Evening Republican, Volume 20, Number 114, Rensselaer, Jasper County, 12 May 1916 — SANDWICHES OF MANY KINDS [ARTICLE]
SANDWICHES OF MANY KINDS
Some of Them In the Nature of Departure From the Well-Known Fillings Generally Used. Olive Sandwiches.—Thin slices of bread evenly buttered, cut hexagon shape. Between each two slices place a layer of neufchatel cheese mixed to a paste with equal quantities of cream and salad dressing and covered thickly with chopped olives. Fig Sandwiches. Thin slices of bread cut in fancy shapes and buttered, with fig filling between each two.
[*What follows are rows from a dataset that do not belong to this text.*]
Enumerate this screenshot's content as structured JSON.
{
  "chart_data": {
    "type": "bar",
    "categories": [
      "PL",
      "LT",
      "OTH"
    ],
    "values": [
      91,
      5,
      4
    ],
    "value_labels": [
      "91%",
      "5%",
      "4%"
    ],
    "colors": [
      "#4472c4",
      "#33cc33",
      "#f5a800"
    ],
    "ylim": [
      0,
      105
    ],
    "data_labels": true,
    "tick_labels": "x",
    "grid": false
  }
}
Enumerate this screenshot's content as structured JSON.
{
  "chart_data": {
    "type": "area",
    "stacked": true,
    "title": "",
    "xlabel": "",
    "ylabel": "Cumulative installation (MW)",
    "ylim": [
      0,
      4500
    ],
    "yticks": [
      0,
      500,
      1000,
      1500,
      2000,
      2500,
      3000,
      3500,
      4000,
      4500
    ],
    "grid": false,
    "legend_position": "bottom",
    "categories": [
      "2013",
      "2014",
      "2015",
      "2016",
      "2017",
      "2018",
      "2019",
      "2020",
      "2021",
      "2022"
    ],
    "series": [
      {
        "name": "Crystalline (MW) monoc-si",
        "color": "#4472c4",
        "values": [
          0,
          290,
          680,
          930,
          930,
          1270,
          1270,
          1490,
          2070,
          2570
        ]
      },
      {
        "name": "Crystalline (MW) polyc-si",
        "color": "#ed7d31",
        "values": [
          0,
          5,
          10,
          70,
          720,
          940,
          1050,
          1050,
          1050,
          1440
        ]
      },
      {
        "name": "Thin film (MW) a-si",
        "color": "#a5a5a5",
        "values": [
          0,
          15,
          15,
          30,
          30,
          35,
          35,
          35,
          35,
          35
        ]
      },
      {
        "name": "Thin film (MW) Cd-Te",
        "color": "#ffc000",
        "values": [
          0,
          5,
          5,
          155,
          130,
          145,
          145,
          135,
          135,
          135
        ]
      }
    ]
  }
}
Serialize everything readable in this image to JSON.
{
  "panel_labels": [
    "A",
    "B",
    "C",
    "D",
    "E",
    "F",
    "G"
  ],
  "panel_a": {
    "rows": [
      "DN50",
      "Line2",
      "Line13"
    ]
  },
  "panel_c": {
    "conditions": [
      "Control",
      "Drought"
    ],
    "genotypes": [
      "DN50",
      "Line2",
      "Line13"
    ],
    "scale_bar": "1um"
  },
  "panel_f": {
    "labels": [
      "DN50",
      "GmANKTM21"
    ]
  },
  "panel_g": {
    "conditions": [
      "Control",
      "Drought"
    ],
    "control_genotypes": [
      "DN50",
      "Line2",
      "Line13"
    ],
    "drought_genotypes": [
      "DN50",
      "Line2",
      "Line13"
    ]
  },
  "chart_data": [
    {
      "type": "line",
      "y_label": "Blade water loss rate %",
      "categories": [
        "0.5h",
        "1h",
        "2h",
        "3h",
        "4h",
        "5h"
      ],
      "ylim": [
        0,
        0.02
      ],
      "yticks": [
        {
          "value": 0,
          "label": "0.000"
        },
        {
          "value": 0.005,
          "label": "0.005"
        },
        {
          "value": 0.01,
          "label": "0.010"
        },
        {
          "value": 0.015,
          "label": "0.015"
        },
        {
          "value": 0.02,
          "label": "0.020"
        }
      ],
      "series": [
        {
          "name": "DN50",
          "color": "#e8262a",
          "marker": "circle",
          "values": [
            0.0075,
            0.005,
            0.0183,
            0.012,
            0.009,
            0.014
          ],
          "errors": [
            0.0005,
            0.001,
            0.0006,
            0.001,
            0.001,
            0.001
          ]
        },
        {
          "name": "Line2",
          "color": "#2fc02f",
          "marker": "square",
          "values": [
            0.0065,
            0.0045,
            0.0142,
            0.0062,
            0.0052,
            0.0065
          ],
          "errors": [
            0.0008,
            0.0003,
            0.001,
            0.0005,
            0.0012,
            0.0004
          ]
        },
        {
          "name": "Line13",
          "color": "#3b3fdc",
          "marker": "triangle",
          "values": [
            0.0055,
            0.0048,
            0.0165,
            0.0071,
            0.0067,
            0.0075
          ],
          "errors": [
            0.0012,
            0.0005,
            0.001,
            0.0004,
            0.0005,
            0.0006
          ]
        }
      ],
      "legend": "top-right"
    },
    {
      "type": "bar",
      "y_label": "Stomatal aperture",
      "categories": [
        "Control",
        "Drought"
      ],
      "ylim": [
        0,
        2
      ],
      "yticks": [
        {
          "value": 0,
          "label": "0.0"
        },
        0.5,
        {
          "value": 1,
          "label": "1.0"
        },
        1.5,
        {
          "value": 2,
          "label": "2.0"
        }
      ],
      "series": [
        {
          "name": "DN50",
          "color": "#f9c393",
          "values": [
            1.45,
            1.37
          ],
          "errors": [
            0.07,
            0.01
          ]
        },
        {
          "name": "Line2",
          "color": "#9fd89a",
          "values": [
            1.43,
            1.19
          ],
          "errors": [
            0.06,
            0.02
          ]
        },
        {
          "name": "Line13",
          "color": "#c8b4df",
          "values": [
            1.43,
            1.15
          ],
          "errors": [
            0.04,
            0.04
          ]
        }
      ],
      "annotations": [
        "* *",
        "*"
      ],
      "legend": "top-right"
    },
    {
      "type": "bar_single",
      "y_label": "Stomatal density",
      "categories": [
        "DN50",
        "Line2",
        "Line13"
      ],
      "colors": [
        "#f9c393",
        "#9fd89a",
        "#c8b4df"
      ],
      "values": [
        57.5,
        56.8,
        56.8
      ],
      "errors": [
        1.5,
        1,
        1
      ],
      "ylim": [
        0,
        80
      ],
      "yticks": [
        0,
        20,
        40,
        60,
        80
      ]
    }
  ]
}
The fig filling should be prepared as follows: One-half pound finely chopped figs, one-third cupful sugar, one-half cupful of boiling water, add two tablespoonfuls of lemon juice. Mix these ingredients and cook in a double boiler until thick enough to spread. Chicken Salad Sandwiches. Between two thin, oblong slices of bread, buttered, place a layer of chicken salad on a lettuce leaf. In making chicken salad for sandwiches chop the chicken and celery much finer than for ordinary purposes. Ham Sandwiches.—Chop ham very ■fine and season with mustard, make into a paste with melted butter, spread between two thin slices of bread, thinly buttered. German Sandwiches. Mix equal parts of cream cheese and chopped walnut meats with French dressing. Spread between thin slices of bread. Russian Sandwiches. —Stir grated cheese into mayonnaise and spread between thin crackers.